Prévision météorologique et modèles statistiques - Pierre Barbillon et Éric Parent
11 février 2022*Une étude librement accessible sur HAL-AgroParisTech : « Post-traitement des prévisions de température et de précipitations multi-ensembles à l’aide d’un modèle gamma normal échangeable et de son extension Tobit » (Marie Courbariaux, Pierre Barbillon, Luc Perreault, Eric Parent. Post-processing Multiensemble Temperature and Precipitation Forecasts Through an Exchangeable Normal-Gamma Model and Its Tobit Extension. Journal of Agricultural, Biological, and Environmental Statistics, Springer Verlag, 2019, 24 (2), pp.309-345. ⟨10.1007/s13253-019-00358-2⟩)
Eric Parent, Ingénieur Général des Ponts des Eaux et des Forêts, est également enseignant-chercheur au département MMIP d’AgroParisTech. Ses recherches portent sur les méthodes statistiques bayésiennes* pour l’analyse des modèles biomédicaux, industriels, écologiques et environnementaux, avec un accent particulier sur l’analyse des systèmes et la gestion des risques dans les ressources environnementales et la prise de décision dans un cadre stochastique**. « OverSea Fellow » du Churchill College (Cambridge) et membre de la Société Internationale d’Analyse Bayésienne, il est auteur de quatre livres et de nombreux articles scientifiques dans le domaine de la statistique appliquée.
* Méthodes bayésiennes, statistique bayésienne : méthodes d’inférence statistique fondées sur une évaluation des probabilités des hypothèses en cause, préalablement à l’observation d’un événement aléatoire
** Se dit de phénomènes qui, partiellement, relèvent du hasard et qui font l’objet d’une analyse statistique (source : Larousse)

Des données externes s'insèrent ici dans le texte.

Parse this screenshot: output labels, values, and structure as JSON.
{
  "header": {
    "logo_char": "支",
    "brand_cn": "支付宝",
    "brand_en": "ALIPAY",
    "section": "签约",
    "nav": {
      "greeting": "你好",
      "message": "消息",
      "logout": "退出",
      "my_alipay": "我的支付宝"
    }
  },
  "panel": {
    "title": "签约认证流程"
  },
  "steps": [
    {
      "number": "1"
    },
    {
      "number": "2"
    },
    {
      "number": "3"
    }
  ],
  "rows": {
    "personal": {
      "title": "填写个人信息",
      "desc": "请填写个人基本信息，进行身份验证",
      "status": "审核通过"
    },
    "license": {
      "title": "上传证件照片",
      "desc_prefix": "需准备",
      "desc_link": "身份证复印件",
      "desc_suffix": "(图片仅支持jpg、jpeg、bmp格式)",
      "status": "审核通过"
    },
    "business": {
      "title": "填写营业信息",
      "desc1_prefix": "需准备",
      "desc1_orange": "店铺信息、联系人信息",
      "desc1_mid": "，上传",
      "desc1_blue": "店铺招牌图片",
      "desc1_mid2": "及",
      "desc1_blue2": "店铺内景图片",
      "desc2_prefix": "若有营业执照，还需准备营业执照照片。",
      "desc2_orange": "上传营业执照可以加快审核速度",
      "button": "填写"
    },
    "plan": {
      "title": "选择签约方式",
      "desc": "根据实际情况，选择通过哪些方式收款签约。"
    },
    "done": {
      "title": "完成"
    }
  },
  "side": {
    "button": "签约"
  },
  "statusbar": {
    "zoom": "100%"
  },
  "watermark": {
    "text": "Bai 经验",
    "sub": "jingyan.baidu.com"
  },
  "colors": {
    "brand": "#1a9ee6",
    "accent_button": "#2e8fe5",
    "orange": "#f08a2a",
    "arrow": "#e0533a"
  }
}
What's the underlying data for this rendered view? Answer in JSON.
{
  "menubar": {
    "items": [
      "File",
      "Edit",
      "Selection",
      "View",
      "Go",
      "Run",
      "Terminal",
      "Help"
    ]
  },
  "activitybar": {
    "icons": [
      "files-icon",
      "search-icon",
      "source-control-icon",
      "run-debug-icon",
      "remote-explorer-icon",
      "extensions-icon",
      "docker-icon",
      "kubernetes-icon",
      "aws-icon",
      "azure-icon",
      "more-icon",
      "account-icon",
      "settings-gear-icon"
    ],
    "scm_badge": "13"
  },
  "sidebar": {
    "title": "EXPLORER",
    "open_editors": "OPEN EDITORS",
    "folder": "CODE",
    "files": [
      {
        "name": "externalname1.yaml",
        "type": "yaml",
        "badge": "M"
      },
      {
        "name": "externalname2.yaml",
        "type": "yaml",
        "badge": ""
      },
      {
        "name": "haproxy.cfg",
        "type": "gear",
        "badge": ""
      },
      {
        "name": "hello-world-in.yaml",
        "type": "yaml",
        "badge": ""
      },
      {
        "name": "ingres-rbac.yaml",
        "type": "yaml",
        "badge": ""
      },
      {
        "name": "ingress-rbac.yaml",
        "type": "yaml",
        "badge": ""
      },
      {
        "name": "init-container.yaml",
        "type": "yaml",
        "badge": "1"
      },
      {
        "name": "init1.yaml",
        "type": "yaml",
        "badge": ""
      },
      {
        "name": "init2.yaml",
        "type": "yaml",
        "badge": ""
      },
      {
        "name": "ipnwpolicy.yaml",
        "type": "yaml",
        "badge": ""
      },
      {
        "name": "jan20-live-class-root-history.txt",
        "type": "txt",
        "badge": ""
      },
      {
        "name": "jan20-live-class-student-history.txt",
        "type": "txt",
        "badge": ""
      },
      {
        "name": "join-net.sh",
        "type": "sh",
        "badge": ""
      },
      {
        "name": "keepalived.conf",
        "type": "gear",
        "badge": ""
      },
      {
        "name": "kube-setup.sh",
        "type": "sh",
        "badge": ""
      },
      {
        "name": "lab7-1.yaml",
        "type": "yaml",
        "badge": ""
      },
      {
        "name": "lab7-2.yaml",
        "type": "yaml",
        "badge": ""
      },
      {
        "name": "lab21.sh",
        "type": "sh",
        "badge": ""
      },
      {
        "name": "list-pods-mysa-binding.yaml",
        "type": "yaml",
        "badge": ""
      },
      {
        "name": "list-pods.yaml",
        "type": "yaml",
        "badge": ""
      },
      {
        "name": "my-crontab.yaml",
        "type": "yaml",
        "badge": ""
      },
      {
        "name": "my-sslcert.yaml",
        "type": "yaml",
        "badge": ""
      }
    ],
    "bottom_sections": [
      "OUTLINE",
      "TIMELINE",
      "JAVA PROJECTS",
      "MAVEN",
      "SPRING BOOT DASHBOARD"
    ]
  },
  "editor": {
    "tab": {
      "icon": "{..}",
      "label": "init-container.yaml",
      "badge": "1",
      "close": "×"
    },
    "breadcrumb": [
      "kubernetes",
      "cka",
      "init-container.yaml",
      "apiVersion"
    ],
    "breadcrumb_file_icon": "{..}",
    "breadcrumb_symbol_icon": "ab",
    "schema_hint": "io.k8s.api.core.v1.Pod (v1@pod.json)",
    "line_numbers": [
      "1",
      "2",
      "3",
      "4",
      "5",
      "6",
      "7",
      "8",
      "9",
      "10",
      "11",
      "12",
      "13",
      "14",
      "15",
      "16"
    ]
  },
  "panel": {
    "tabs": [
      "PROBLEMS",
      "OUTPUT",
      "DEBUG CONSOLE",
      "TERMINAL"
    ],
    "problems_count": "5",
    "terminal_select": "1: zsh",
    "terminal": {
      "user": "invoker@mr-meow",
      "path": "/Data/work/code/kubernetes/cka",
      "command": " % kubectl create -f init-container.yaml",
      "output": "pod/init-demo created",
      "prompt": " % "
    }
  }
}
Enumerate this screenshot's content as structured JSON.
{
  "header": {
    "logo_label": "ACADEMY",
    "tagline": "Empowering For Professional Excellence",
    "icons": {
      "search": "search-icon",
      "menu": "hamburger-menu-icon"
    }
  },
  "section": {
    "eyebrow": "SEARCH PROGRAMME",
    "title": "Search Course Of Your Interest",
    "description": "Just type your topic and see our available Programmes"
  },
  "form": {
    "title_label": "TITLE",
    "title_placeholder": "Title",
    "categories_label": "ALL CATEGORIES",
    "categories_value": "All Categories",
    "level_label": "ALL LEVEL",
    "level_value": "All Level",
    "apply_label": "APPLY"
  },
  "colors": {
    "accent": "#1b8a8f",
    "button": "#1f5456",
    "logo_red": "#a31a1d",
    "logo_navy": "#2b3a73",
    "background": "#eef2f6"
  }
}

Pierre Barbillon est enseignant-chercheur en statistique au sein du département MMIP d’AgroParisTech et fait également partie de l’équipe de recherche MoRSE (Modélisation et Risque en Statistique Environnementale). Ses thématiques de recherche concernent la quantification des incertitudes dans les modèles numériques qui permet de confronter des données expérimentales à des modélisations physiques ou biologiques de phénomènes complexes ainsi que l’analyse statistique des réseaux qui permet de détecter des structures de connexions particulières. Il travaille en collaboration avec des collègues chercheurs du monde académique ayant pour disciplines l’écologie, la sociologie, l’ethnologie, la génétique et l’écophysiologie et des collègues du monde industriel des entreprises comme EDF et Hydro-Québec.
1. Tout d’abord, avant d’en savoir plus sur cette étude, pourriez-vous nous dire ce que les mathématiques et plus précisément les statistiques apportent à l’étude de la météorologie ?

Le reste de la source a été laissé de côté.